You have a loooong way to go before you can say that this giving up smoking lark is a lot easier than people make out...

All the best with it, of course.
(, Fri 9 Apr 2010, 20:39, 1 reply, 16 years ago)
Ta.
Thing is I've had no cravings, no temper, no withdrawal symptoms, nothing.

The health aspect is the driving force, followed by the money saved. I'm beginning to think that smoking was a habit rather than an addiction.
(, Fri 9 Apr 2010, 22:04, Reply)

I guess people having varying levels of difficulty with it - it took me about 18 months before I stopped thinking about having a cigarette 20+ times a day. I found it particularly hard at about 3 weeks, and again at about 3 months. Friends have reported similar timings, usually accompanied with the dangerous feeling of 'I've beaten these, just one wont hurt'.

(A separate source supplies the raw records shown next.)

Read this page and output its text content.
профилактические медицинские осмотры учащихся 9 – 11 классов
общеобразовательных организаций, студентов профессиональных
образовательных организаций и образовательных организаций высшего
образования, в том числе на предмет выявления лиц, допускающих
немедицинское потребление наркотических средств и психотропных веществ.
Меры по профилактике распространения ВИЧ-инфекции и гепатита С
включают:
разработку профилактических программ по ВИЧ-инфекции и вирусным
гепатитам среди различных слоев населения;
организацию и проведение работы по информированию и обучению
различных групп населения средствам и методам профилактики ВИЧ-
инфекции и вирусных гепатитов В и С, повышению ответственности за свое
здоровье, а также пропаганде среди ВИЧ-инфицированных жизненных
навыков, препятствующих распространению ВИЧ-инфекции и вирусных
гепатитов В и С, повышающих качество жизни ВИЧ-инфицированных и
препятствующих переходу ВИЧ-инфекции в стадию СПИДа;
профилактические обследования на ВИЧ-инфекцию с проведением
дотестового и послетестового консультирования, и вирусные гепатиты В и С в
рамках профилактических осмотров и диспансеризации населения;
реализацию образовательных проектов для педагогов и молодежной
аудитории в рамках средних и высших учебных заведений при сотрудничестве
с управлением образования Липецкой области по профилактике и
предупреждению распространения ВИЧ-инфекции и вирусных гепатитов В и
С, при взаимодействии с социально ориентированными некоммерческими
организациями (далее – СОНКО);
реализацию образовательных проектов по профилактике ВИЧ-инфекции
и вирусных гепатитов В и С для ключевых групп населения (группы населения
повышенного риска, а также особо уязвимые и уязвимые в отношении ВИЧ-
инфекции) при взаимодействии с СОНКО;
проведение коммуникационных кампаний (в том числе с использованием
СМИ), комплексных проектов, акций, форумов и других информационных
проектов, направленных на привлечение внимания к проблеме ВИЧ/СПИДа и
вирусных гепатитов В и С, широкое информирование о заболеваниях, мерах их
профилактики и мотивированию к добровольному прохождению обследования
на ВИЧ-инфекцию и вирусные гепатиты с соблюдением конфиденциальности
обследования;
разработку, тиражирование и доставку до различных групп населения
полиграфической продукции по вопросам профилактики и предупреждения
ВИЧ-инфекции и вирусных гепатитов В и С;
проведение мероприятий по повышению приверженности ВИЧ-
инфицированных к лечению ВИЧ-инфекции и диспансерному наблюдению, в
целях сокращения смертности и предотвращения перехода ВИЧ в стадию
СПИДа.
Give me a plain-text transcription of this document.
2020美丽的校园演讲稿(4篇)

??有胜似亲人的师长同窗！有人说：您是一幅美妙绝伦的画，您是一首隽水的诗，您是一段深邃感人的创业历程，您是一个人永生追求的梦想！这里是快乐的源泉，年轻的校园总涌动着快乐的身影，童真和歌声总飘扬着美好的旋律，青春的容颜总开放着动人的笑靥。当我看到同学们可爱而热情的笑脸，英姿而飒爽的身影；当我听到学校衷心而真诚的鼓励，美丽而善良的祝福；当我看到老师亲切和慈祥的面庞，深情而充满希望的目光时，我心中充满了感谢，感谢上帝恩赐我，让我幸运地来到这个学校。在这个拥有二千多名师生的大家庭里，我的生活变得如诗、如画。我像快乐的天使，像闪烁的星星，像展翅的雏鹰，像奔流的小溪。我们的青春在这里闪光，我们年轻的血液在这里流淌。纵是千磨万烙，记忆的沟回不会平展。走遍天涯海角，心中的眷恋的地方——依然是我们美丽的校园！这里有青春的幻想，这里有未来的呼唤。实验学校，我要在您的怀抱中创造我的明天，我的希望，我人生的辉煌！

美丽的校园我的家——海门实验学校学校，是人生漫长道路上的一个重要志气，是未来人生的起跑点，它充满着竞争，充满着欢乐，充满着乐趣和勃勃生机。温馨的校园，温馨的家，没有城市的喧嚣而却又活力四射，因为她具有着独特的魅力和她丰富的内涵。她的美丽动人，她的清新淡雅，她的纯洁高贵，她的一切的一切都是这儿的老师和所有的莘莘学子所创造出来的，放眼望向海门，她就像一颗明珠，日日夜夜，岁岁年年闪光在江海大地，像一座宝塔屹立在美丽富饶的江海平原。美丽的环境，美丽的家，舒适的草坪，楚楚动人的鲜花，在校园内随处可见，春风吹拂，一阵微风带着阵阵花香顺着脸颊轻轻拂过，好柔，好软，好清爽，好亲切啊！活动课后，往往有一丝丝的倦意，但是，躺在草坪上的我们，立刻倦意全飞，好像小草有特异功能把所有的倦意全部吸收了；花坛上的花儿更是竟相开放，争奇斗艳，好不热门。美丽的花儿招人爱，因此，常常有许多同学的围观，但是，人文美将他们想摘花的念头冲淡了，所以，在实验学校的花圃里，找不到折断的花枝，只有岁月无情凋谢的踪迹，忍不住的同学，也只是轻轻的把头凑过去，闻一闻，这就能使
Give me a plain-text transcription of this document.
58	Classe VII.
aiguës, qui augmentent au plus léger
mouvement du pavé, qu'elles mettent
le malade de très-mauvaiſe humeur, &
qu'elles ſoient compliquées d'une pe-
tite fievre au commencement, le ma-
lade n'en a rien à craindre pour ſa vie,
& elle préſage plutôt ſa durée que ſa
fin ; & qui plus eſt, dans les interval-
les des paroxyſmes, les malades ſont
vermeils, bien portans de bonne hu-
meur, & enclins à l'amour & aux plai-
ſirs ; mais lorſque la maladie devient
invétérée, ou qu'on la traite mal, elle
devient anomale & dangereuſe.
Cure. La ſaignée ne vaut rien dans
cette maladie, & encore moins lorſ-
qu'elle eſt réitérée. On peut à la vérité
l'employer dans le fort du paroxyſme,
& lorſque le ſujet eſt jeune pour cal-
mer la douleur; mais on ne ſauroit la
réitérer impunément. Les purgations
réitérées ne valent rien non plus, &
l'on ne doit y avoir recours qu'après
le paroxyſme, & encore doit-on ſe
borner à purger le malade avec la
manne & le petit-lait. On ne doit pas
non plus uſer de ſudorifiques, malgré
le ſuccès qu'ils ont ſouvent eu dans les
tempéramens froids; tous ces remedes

I've been off them for 2.5 years now and I still feel like one every now and again but its a fleeting desire and not something I have to fight. That said, I haven't had any major periods of upheaval in my life during that time either, and I'm painfully aware it would be quite easy to slide back into smoking.

I had many failed attempts at quitting before finally making it. Patches helped me, most definitely. I found I didn't necessarily feel better for quitting - it was more a case of how much worse I would have felt if I kept smoking.

I'd like to say good luck, but lucks got nothing to do with it - you just have to resist the temptation to light the bastards, one urge at a time.